ICDAR2017

Special Workshop Speaker

Title

Large scale datasets – Is data holding us back?


Name

Dimosthenis Karatzas

Abstract

The document image analysis community has always struggled with data. In a counter-intuitive situation, while paper documents are abundant and large quantities of them have been digitised, document analysis researchers fall short of using public, large and representative datasets in their research for a number of valid and not-so-valid reasons.

Copyright regulations and information privacy concerns among other reasons have traditionally created barriers for our research, limiting substantially our access to large-scale, public datasets, and making our research irreproducible and therefore marginal.

The wider computer vision community moves by data. It often seems that the availability of data defines what topics it is worth doing research into, and not vice versa. A focus on maximising quantity while accepting certain sacrifices in quality (e.g. by crowdsourcing annotations) is predominant. Would this be the right mentality for document image analysis?

And when large quantities of data are not easily available they are synthetically generated. And what better domain for synthesising data than document image analysis, where the images (documents) are by definition “synthetic” and generated through well understood processes. As a matter of fact, recent success stories in our own domain have been driven by synthetic data. The ability to do word spotting with large scale dictionaries, the considerable improvements in the latest version of the Tesseract OCR engine, scene text localisation, etc have all been driven by good quality synthetic data. Can this be extended to full documents? Would this be a way forward?

In a time when data is king what should the document image analysis community be doing to deal with all the above restrictions and challenges?


Short Bio

Dimosthenis Karatzas, a physicist by education, received his PhD in Computer Science from the University of Liverpool, UK in 2003. From 2002 to 2007 he worked as a Research Fellow Universities of Liverpool and Southampton, UK. Since 2007 he is with the Computer Vision Centre, at the Universitat Autònoma de Barcelona, Spain, where he leads the Robust Reading research unit.
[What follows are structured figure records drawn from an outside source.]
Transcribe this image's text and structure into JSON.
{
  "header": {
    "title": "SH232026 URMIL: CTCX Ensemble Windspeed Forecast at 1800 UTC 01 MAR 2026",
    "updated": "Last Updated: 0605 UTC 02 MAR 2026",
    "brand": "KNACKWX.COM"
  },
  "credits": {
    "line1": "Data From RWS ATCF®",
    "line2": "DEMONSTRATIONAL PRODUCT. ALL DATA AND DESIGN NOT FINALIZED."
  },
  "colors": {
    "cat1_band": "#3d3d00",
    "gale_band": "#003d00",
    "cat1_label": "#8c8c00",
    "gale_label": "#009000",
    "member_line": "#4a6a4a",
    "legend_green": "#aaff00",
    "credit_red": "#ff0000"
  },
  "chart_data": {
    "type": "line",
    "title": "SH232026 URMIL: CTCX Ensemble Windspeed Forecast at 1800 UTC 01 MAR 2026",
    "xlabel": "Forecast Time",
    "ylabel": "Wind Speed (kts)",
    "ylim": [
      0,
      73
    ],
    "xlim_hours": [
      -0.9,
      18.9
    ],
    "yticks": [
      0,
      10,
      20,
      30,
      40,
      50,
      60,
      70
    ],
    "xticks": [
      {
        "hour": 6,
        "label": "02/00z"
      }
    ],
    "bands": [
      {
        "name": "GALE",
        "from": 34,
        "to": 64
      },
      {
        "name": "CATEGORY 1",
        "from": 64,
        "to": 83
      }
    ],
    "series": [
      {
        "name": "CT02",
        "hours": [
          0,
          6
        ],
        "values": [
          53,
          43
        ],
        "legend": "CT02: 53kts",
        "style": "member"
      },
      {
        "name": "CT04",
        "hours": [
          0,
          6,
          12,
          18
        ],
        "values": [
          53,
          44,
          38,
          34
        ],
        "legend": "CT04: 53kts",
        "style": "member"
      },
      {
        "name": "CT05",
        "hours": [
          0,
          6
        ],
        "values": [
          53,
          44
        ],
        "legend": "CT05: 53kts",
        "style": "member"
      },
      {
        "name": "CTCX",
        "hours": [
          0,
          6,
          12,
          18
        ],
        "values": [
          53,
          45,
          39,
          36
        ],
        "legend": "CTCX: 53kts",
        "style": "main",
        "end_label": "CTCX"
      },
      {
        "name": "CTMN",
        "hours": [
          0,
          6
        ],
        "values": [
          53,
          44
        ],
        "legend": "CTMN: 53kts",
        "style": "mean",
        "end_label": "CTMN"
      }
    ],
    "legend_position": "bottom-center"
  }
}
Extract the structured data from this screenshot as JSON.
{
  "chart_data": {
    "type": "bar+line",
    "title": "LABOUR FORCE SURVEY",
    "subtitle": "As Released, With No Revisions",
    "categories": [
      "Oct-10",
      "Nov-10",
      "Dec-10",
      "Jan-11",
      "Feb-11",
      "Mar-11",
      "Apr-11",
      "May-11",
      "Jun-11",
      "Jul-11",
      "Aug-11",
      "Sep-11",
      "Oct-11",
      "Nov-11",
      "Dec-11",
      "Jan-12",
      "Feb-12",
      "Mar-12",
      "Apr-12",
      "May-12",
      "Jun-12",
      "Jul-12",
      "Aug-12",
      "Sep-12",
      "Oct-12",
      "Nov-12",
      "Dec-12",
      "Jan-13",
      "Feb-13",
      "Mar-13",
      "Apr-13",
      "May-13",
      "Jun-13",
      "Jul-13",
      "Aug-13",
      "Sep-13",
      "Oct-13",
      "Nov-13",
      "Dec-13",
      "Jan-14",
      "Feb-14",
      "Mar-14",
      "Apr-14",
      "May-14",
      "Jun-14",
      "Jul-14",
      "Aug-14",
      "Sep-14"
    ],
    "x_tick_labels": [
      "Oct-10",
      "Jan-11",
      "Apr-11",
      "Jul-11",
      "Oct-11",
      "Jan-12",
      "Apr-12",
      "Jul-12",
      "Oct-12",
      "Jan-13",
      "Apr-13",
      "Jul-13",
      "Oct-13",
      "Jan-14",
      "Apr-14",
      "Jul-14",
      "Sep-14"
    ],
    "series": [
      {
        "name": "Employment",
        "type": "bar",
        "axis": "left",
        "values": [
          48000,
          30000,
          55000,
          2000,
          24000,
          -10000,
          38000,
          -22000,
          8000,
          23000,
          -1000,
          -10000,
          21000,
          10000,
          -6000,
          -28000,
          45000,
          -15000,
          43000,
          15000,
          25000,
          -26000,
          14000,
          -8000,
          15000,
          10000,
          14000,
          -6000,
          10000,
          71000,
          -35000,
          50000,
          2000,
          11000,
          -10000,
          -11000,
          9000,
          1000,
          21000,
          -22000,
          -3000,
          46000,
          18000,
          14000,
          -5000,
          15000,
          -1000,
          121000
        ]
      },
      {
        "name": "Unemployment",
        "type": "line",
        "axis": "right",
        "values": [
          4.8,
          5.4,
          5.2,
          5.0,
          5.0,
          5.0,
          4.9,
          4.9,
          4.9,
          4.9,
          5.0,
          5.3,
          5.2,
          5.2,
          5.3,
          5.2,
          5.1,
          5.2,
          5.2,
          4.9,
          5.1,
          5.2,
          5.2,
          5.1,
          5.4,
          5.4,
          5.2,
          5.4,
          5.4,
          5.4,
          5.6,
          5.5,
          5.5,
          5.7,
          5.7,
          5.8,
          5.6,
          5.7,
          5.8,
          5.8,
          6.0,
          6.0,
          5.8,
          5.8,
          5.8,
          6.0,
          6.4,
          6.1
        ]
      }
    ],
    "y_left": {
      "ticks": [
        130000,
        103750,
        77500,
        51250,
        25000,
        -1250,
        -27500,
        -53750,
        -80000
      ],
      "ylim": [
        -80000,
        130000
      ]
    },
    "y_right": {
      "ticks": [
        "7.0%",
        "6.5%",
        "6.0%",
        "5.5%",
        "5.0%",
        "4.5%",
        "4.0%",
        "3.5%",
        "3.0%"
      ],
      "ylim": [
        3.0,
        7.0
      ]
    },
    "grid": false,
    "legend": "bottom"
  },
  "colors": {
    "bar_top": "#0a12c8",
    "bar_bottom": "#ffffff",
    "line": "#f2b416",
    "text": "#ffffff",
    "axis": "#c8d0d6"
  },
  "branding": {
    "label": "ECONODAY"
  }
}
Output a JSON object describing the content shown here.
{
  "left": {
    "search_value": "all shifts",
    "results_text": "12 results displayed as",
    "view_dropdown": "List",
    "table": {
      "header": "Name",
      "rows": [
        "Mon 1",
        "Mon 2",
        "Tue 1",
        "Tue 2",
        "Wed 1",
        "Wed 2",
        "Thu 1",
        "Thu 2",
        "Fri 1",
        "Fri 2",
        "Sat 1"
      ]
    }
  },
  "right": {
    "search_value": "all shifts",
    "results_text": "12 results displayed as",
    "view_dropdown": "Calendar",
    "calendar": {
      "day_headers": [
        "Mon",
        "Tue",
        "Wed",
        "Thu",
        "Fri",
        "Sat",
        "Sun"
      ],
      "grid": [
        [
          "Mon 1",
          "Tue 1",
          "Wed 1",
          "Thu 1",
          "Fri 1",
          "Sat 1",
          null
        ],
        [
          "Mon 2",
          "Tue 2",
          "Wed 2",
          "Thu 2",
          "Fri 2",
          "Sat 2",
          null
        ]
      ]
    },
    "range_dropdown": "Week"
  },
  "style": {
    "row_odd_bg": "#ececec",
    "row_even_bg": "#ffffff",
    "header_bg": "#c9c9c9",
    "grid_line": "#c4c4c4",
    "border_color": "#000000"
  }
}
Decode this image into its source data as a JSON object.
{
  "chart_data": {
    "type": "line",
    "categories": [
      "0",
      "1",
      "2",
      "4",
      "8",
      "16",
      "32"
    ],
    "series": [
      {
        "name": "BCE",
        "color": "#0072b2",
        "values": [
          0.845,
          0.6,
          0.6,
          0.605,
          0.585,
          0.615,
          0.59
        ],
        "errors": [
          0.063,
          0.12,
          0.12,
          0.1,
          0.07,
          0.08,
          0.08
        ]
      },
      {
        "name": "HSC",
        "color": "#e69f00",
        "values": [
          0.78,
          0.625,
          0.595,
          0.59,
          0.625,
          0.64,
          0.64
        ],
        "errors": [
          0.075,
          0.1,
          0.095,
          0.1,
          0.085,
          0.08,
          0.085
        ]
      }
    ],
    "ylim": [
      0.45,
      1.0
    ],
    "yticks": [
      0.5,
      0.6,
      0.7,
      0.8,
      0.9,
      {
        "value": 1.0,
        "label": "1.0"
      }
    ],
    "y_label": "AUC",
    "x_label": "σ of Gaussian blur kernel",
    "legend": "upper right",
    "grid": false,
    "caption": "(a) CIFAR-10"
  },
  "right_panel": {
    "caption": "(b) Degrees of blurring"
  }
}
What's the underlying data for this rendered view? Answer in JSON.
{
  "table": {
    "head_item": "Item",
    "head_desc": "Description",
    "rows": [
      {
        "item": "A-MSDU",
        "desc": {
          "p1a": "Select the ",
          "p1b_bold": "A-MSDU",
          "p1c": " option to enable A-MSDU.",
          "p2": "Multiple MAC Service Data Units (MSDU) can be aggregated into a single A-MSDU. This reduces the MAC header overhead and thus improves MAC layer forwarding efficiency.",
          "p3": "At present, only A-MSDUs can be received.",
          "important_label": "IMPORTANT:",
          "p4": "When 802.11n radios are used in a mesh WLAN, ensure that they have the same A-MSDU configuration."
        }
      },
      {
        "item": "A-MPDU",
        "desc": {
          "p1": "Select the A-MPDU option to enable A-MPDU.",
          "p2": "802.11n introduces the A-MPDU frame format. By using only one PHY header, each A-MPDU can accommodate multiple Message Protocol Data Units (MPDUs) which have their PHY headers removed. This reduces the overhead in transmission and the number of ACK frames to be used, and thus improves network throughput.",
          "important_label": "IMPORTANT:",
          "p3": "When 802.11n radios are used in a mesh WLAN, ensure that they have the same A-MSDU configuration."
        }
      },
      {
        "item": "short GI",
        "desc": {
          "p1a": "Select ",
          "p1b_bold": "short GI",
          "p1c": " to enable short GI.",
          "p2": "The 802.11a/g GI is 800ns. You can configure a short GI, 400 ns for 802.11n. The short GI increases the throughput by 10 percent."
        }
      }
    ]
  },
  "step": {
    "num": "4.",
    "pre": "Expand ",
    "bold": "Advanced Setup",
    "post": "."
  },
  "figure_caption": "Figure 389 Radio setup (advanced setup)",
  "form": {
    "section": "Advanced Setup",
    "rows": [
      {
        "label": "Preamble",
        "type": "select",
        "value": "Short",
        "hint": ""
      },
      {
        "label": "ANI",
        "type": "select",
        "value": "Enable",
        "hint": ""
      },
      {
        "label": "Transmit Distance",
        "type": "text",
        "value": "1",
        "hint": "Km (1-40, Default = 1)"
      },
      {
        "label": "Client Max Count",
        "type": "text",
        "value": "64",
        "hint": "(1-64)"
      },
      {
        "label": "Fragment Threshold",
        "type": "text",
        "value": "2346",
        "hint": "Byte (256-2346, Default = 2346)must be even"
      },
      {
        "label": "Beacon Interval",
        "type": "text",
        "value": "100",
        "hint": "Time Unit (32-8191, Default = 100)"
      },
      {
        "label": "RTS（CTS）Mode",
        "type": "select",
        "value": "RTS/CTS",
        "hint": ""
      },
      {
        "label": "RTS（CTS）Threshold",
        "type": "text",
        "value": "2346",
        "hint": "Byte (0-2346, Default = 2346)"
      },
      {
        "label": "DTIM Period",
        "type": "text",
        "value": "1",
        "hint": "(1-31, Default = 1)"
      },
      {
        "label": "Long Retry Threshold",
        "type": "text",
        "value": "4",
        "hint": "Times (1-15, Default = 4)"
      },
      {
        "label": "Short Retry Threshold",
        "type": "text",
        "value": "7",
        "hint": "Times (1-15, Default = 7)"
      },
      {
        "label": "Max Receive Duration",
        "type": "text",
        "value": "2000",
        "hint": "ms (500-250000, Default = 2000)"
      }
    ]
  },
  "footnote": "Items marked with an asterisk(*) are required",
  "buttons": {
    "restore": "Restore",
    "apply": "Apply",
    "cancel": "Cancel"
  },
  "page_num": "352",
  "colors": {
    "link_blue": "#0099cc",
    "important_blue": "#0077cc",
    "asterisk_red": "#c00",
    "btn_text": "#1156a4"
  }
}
He is associate director of the Centre since 2014.

His main research interests are computer vision and pattern recognition, and in particular robust reading systems, document image analysis, human‐document interaction, and human perception modeling. He has produced >100 peer reviewed publications, including 21 in indexed journals and has an h-index of 20. He is the principal investigator of numerous research projects.

In 2013, he received the IAPR/ICDAR Young Investigator Award for innovative research in human perception‐based document analysis. In 2016, he received a Google Research Award for pursuing research in the line of modelling the interplay between visual and textual information in images.

He counts with extensive technology transfer experience. In 2007 he set up with fellow‐researchers the spin‐off company TruColour Ltd, UK, specializing on perception based colour calibration solutions. He conceived and led the creation of the “Library Living Lab” (L3), converting a public library in Barcelona into an open, participatory innovation space.

Dr Karatzas has served the international community in various roles. He is the chair of the Technical Committee 11 (Reading Systems) of the International Association of Pattern Recognition (IAPR), a member of the IAPR Industrial Liaison Committee, the IEEE, while a founding member and past member of the executive committee of the UK Chapter of the SPIE. He has been involved in the organisation of numerous international events in document image analysis, including leading the Robust Reading Competition series, counting to date with more than 3,000 registered researchers and 10,000 evaluated submissions.